The Company adopted the following optional practical expedients provided in ASC 842:
no reassessment of any expired or existing contracts to determine if they contain a lease;
no reassessment of initial direct costs for any existing leases;
no recognition of right-of-use assets and lease liabilities for leases with a term of one year or less;
no separate classification and disclosure of non-lease components of revenue in lease contracts from the related lease components provided certain conditions are met; and
no reassessment of the lease classification.
For those leases where the Company was the lessee, specifically ground leases, the adoption of ASC 842 required the Company to record a right-of-use asset and a lease liability in the amount of $56.3 million on the condensed consolidated balance sheet. In calculating the right of use asset and lease liability, the Company used a weighted average discount rate of 4.49%, which represented the Company's incremental borrowing rate related to the ground lease assets as of January 1, 2019. Ground leases executed before the adoption of ASC 842 are accounted for as operating leases and did not result in a materially different ground lease expense. However, most ground leases executed after the adoption of ASC 842 are expected to be accounted for as finance leases, which will result in ground lease expense being recorded using the effective interest method instead of the straight-line method over the term of the lease, resulting in higher expense associated with the ground lease in the earlier years of a ground lease when compared to the straight line method. The Company used the "modified retrospective" method upon adoption of ASC 842, which permitted application of the new standard on the adoption date as opposed to the earliest comparative period presented in its financial statements. For additional disclosures, see note 6 "Leases" and note 14 "Revenue Recognition"

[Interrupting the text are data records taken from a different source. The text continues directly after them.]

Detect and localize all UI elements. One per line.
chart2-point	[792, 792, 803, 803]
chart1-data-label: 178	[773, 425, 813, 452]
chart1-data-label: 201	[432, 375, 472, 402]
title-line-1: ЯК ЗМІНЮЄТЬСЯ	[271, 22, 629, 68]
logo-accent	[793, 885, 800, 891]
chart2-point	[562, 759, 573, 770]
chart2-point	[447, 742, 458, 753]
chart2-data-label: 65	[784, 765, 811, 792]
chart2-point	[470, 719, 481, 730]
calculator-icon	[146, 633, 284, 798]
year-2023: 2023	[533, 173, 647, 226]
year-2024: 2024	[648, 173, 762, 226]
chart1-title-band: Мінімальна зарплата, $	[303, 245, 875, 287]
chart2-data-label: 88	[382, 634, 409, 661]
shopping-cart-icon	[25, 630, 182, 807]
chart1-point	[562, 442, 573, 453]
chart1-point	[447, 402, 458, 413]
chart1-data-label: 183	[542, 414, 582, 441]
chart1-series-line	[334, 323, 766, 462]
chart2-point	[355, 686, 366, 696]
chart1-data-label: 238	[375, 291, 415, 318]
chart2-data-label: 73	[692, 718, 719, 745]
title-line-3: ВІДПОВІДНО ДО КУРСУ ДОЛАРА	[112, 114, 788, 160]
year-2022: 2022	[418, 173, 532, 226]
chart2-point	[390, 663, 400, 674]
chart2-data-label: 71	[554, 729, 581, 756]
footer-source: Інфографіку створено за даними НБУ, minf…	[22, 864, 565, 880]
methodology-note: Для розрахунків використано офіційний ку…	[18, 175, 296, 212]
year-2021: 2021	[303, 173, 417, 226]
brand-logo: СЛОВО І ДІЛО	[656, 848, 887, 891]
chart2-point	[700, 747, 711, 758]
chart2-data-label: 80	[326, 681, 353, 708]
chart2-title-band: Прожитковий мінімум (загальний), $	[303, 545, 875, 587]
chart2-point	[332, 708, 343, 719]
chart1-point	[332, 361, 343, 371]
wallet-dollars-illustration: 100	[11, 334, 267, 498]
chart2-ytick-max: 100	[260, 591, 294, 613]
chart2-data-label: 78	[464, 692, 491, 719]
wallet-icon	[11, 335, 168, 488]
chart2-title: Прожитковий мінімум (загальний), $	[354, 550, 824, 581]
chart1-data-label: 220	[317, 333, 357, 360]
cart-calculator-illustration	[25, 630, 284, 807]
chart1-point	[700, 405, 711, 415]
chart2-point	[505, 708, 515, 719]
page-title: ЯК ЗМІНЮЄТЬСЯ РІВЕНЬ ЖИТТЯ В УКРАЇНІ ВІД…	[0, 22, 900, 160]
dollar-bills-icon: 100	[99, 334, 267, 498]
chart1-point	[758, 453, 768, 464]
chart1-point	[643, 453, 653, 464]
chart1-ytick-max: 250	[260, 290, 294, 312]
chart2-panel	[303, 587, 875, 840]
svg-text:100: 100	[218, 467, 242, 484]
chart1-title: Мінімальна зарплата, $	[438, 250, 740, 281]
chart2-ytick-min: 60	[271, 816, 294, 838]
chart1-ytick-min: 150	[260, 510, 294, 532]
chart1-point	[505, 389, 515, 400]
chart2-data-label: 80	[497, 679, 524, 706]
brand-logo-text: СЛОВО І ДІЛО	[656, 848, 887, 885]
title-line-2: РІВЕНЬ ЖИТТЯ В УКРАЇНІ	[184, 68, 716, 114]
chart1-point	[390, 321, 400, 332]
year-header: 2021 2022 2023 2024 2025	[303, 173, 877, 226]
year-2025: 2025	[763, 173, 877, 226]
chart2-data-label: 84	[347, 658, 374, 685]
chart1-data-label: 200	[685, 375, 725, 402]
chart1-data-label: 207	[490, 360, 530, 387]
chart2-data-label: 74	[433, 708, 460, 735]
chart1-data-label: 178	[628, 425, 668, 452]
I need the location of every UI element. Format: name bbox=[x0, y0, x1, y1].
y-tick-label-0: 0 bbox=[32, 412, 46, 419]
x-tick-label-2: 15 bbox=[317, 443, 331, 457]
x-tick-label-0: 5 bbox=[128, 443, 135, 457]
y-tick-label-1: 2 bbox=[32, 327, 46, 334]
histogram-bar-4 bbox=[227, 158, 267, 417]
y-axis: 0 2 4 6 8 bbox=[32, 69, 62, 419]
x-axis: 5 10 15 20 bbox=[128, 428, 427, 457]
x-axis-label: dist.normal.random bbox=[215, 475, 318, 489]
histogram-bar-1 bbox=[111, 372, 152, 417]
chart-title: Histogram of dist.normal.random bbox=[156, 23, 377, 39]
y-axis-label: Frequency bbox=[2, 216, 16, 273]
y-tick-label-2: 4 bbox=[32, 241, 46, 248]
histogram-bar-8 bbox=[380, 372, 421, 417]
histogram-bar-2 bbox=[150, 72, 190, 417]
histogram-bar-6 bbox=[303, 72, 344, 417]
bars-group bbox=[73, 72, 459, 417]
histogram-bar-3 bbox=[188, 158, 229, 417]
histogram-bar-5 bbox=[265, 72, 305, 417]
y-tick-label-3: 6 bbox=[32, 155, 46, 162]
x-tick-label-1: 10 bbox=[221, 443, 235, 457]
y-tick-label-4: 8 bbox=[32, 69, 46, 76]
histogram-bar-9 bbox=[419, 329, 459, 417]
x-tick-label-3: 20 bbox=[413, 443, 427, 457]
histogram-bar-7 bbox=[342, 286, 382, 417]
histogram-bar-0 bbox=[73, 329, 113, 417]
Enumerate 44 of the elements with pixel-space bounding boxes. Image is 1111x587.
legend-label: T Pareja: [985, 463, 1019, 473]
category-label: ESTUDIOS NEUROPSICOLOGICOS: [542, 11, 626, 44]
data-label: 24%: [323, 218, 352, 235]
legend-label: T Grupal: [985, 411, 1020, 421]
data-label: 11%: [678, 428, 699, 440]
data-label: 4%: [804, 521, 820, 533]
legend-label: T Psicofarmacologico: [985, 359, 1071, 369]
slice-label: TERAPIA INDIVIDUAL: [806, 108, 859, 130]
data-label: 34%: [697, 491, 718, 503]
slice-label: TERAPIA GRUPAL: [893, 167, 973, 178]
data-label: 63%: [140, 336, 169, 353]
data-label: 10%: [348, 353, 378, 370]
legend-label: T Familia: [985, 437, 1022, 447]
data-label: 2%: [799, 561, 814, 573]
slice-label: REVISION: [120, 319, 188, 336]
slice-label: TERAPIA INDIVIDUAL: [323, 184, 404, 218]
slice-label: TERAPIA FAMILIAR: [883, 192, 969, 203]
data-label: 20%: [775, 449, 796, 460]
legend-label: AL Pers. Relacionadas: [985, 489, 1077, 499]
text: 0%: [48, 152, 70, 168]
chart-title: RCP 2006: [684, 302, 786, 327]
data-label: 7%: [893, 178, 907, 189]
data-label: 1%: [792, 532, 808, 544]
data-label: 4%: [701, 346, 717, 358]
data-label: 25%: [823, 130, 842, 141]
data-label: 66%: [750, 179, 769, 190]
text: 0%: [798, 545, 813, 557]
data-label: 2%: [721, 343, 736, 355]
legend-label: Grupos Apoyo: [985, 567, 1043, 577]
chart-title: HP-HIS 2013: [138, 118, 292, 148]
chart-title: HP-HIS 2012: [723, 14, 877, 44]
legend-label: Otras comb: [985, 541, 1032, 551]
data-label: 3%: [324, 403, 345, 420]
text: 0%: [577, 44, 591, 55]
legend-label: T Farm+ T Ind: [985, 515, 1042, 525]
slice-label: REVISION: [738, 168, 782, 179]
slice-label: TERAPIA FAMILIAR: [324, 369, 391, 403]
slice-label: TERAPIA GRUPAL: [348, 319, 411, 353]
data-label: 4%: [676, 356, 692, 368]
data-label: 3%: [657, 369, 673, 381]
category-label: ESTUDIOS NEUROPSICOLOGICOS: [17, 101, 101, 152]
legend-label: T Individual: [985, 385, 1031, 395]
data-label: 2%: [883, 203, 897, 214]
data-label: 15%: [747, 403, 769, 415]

On January 1, 2018, the Company adopted ASU 2017-05, “Other Income - Gains and Losses from the Derecognition of Nonfinancial Assets (Subtopic 610-20): Clarifying the Scope of Asset Derecognition Guidance and Accounting for Partial Sales of Nonfinancial Assets” (“ASU 2017-05"). As a result of the adoption of ASU 2017-05, the Company recorded a cumulative effect from change in accounting principle, which credited distributions in excess of cumulative net income by $22.3 million. This cumulative effect adjustment resulted from the 2013 transfer of a wholly-owned property to an entity in which it had a noncontrolling interest.